It’s before 7 a.m. on a Saturday morning, the sun is shining and there is not a cloud to be seen as I look out the window beyond my desk. Today, I awoke at 5 a.m.. It’s unusual for me. I am more of a night owl – most of my productive time is later in the day. I do not wake as easily or happily as my husband and youngest son. But, at middle age, I am used to and accepting of my own rhythms.
As per usual, however, I woke early because “things” were on my mind. Finally, I got up and wrote them down – the old fashioned way with paper and pen. I filled a page of notebook paper in a very short space of time. I find that if I “purge” onto paper, I can usually move past what is causing my brain to be turning things over and over.
I am a driven person. I know that about myself. I have always been this way. The next few days will entail me putting aside my drive to enjoy a special time with part of my family. I am sincerely hoping I can do it. I always feel the pressure to get things done, improve, revise, and function at the height of efficiency. In other words, it is hard for me to relax.

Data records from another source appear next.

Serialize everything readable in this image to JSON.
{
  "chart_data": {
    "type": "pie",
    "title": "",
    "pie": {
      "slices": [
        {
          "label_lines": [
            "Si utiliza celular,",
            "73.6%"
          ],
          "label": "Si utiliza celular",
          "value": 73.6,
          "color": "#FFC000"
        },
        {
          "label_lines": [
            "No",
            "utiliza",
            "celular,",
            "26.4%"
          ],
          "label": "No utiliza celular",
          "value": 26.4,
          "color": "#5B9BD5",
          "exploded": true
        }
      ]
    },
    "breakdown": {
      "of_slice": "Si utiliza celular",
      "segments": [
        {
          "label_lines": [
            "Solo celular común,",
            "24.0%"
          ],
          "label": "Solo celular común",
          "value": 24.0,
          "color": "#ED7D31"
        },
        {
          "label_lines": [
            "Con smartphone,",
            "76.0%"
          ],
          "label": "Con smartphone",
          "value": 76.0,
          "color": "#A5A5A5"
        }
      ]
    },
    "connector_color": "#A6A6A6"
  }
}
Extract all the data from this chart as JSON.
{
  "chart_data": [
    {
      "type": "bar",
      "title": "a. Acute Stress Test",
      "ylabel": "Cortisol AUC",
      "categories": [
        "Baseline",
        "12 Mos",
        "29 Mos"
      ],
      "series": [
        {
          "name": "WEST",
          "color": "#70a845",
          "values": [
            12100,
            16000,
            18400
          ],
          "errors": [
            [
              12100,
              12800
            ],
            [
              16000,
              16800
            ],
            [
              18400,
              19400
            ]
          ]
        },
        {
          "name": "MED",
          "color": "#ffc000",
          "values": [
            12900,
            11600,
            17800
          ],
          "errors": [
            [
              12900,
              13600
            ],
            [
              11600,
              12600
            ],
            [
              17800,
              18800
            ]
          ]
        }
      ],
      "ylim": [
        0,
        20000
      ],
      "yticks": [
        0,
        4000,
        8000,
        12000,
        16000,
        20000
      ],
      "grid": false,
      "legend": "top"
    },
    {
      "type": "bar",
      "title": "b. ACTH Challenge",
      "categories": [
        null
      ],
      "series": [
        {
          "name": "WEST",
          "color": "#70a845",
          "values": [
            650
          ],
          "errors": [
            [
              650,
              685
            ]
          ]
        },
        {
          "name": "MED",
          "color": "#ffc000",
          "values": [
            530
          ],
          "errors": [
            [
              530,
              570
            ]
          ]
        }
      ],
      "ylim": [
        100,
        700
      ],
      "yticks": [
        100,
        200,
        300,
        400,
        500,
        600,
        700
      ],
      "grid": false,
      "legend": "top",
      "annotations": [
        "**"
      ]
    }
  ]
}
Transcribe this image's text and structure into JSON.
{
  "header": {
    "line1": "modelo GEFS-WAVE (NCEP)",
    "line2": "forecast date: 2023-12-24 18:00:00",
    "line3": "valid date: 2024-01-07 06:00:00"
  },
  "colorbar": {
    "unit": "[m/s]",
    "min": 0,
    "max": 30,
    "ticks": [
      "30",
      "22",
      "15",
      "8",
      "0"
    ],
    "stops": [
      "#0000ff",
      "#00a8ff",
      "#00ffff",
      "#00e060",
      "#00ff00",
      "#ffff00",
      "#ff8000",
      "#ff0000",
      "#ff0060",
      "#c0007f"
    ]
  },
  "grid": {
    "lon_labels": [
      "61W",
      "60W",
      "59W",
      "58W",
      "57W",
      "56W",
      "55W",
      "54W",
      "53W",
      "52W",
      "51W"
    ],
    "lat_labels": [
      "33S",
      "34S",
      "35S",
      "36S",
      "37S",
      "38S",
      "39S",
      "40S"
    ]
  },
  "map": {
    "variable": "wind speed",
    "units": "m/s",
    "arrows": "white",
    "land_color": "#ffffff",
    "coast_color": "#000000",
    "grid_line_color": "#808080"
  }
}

My husband is relaxed. He retired last November. He is busy. His days are full. He smiles and laughs. Me – not so much. I wish I could remember the name of a movie where a woman, says, “advance, advance” with a driving motion made by her fisted hand. It’s how I feel. Why is it so difficult to slow the pace, enjoy the moment, savor the victory, and revel in joy? I don’ t know. Being a reflective person, I examine myself regularly, perhaps, too much. What could I have done better? What could have been done differently? How could I improve myself? How could I improve the “system.” What should have I said that I didn’t say? What did I say that I should not have said?
I wish I could get some of that out of my head and just enjoy. I am not talking about being lazy or doing “nothing.” I just want to be a vision of myself I had in a dream recently. I was sitting with my arm slung around a dog. I had the biggest smile on my face. When I awoke, I thought, wow – I want to be that vision of myself! I looked so happy! The odd part about that dream is that I have never had a dog and really do not consider myself unhappy. Still, it was a vision of how I wanted to be versus how I feel I am.
So, for the next few days, I am going to make an effort to put all worries and need to “advance” or “improve” or “do better” aside and just enjoy my life. I have a good one – a great one – in fact. I just want to appreciate it more. I wonder if I can do it. I hope so.